Google's blog names the price of the opt-out: zero traffic from 3.5 billion AI search users
Google announced a new Search Console toggle letting website owners control whether their content appears in AI Overviews, AI Mode, and AI Overviews in Discover.
Then it named the consequence. Sites that opt out "will not receive traffic or impressions from our generative AI Search features." The blog casually dropped the new user numbers: AI Overviews now has 2.5 billion monthly active users. AI Mode has surpassed one billion.
The opt-out is legally guaranteed by the CMA. The cost is stated by Google: disappear from an answer layer that reaches more people than any publisher's front page on earth.
Who controls the channel: Google. What passage costs: your presence in the AI answer layer — withdrawn by your own hand.
The Guardian reports an Authoritas analysis: a site ranked #1 in search could lose ~79% of its traffic for that query if results sit below an AI Overview.

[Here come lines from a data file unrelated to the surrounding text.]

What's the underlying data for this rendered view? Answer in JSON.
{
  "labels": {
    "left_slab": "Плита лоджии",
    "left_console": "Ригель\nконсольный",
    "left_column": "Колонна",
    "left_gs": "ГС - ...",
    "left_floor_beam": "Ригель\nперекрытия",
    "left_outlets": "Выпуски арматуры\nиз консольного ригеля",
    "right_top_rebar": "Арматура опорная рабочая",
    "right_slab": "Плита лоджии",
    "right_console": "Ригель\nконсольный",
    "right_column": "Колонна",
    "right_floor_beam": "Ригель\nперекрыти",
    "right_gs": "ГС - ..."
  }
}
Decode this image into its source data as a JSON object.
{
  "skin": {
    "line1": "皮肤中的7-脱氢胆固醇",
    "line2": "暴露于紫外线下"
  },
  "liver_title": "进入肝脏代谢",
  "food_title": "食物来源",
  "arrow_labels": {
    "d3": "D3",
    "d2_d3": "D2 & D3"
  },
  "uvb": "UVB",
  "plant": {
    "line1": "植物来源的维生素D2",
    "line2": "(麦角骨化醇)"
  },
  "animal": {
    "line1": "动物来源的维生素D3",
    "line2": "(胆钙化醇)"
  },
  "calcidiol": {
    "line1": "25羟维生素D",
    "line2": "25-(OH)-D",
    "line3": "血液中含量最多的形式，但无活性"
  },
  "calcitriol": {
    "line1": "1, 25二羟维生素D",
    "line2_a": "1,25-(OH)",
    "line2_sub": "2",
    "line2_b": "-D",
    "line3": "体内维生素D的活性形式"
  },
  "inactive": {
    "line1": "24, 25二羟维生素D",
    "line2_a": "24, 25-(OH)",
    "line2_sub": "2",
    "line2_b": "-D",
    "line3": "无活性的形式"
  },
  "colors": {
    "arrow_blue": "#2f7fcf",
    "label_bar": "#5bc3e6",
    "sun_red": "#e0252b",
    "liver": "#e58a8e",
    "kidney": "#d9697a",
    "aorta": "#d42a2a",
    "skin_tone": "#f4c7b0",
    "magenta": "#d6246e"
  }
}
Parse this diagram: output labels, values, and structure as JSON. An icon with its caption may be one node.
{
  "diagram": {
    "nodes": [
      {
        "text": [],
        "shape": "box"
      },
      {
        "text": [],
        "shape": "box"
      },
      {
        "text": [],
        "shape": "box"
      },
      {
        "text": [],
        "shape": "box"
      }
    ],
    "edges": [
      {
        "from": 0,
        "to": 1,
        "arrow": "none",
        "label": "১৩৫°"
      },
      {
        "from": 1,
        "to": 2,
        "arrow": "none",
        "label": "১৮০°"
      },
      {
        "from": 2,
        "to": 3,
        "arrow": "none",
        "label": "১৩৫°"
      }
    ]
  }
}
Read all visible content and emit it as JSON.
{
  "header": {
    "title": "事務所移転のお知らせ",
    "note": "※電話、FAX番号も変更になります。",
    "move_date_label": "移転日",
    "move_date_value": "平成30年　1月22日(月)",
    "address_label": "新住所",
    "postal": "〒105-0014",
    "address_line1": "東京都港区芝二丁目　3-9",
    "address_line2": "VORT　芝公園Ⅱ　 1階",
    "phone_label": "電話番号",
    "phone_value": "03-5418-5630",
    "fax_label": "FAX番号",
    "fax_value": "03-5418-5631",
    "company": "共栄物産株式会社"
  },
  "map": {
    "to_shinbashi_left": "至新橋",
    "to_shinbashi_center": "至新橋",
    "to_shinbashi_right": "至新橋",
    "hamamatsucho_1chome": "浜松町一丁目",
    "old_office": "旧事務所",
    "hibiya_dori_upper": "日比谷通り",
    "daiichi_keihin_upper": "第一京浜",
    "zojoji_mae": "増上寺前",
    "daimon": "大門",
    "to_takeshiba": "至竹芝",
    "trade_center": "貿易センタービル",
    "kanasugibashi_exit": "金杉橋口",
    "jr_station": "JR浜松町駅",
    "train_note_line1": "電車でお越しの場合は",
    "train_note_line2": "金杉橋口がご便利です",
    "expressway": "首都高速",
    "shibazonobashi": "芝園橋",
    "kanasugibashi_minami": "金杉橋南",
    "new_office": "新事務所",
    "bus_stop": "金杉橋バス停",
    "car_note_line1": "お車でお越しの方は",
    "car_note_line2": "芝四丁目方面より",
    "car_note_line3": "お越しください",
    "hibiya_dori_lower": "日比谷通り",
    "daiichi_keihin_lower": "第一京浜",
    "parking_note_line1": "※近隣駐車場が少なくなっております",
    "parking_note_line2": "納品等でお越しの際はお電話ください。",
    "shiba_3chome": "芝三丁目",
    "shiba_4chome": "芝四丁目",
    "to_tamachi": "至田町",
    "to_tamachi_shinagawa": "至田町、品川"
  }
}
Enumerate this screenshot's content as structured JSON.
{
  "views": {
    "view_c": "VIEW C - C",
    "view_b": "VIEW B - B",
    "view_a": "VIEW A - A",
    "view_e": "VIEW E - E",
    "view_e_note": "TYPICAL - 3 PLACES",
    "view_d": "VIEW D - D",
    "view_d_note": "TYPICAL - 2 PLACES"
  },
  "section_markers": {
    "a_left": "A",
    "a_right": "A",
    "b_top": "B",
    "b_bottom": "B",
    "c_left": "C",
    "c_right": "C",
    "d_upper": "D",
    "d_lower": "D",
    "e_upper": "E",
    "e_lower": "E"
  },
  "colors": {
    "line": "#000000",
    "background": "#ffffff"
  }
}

That's not a publisher problem. That's a reader problem. The reader gets their answer without leaving the search engine — and they never know the article they didn't click was the one the summary was built from.
Google AI Overviews and Perplexity solve different reader jobs — and the gap is the one neither measures
Google AI Overviews live inside search, adding a summary when a query benefits from synthesis. Perplexity is the answer engine: search, select, cite, deliver — all in one interface.
One is the 'just tell me' job. The other is the 'show me the work' job. Both are functional. Neither measures whether the reader felt the answer was trustworthy — only whether they clicked.
A 2026 comparison puts it plainly: Google wins for fast mainstream questions. Perplexity wins for research, source comparison, and follow-up. That's not a feature gap. It's a trust contract split that publishers are still treating as one audience.
Google's new AI-search dashboard counts publisher citations — not reader visits
A reader asks Google a question. Her answer comes from inside AI Overviews — 2.5 billion people a month land there now; AI Mode has crossed one billion.
On June 3 Google rolled out a Search Console report telling the cited publisher impressions, country, device. It withholds clicks.
The publisher can see when AI cited them. They have no way to see whether anyone arrived next.
Microsoft's Bing AI Performance report, launched February, did the same. The new measurement layer for AI-mediated readership starts with the click already removed.
From Google's own June 3 announcement: "Sites that opt out will not receive traffic or impressions from our generative AI features." The opt-out toggle is paired with the new reports — both rolling out first to a UK subset of website owners.
The five dimensions in the new Search Console report: impressions, pages, countries, devices, dates. Daily, weekly, monthly granularity. Search and Discover. What Google has not disclosed: how many times a user clicked from an AI response to a publisher's site.
Whitebunnie's read (June 3): "The absence of click data is the most significant limitation… Impression volume in AI features does not confirm pipeline impact." That asymmetry is what reader research means in 2026: publishers can see their citation, but the reader who learned something from it walks back into the rest of her day, and the only metric on the other side of the AI answer is the impression that triggered it.
Reuters Digital News Report 2026 has the demand-side complement: chatbot users globally say they always-or-often click through to a source 4% of the time. Google's new dashboard will not confirm or refute that number on the publisher's side. The 4% remains a self-report.
DuckDuckGo installs peaked at 30.5% week-over-week after Google I/O — and the 'no AI' search page grew 22.7%
A reader-side vote on AI in Search. DuckDuckGo told TechCrunch U.S. app installs ran 18.1% week-over-week May 20–25, peaked 30.5% on May 25. Apptopia, independently: U.S. daily downloads up 29%, 12% globally.
noai.duckduckgo.com — the page where AI features are off by default — grew 22.7% WoW, peaking 27.7% on May 24.
The disclosure desk keeps asking what label will keep readers. These readers chose the page with no answer block at all.
Kopp's follow-up: the SERP session is nearly 4× longer with an AI Overview present. All five intent types — informational, local, navigational, transactional, video — converge to between 41.9% and 48.5% still-active at 21 seconds.
Behavior used to sort by why you came. Now it sorts by what Google put at the top.
The brand-name searcher used to be Google's fastest customer. With an AI Overview, 46% are still on the SERP at 21 seconds.
The person who typed the publisher's name into Google was the one who already chose. They left the SERP faster than anyone — 12% still on the page at 21 seconds.
Olaf Kopp's analysis of 846,000 U.S. sessions for February and March 2026 finds an AI Overview keeps 46% of those same brand-name searches still active. Cursor spread on those searches: 8% to 27.5%.
What recognition used to skip — Google's read of your story — is now the first thing your loyal reader sees of you.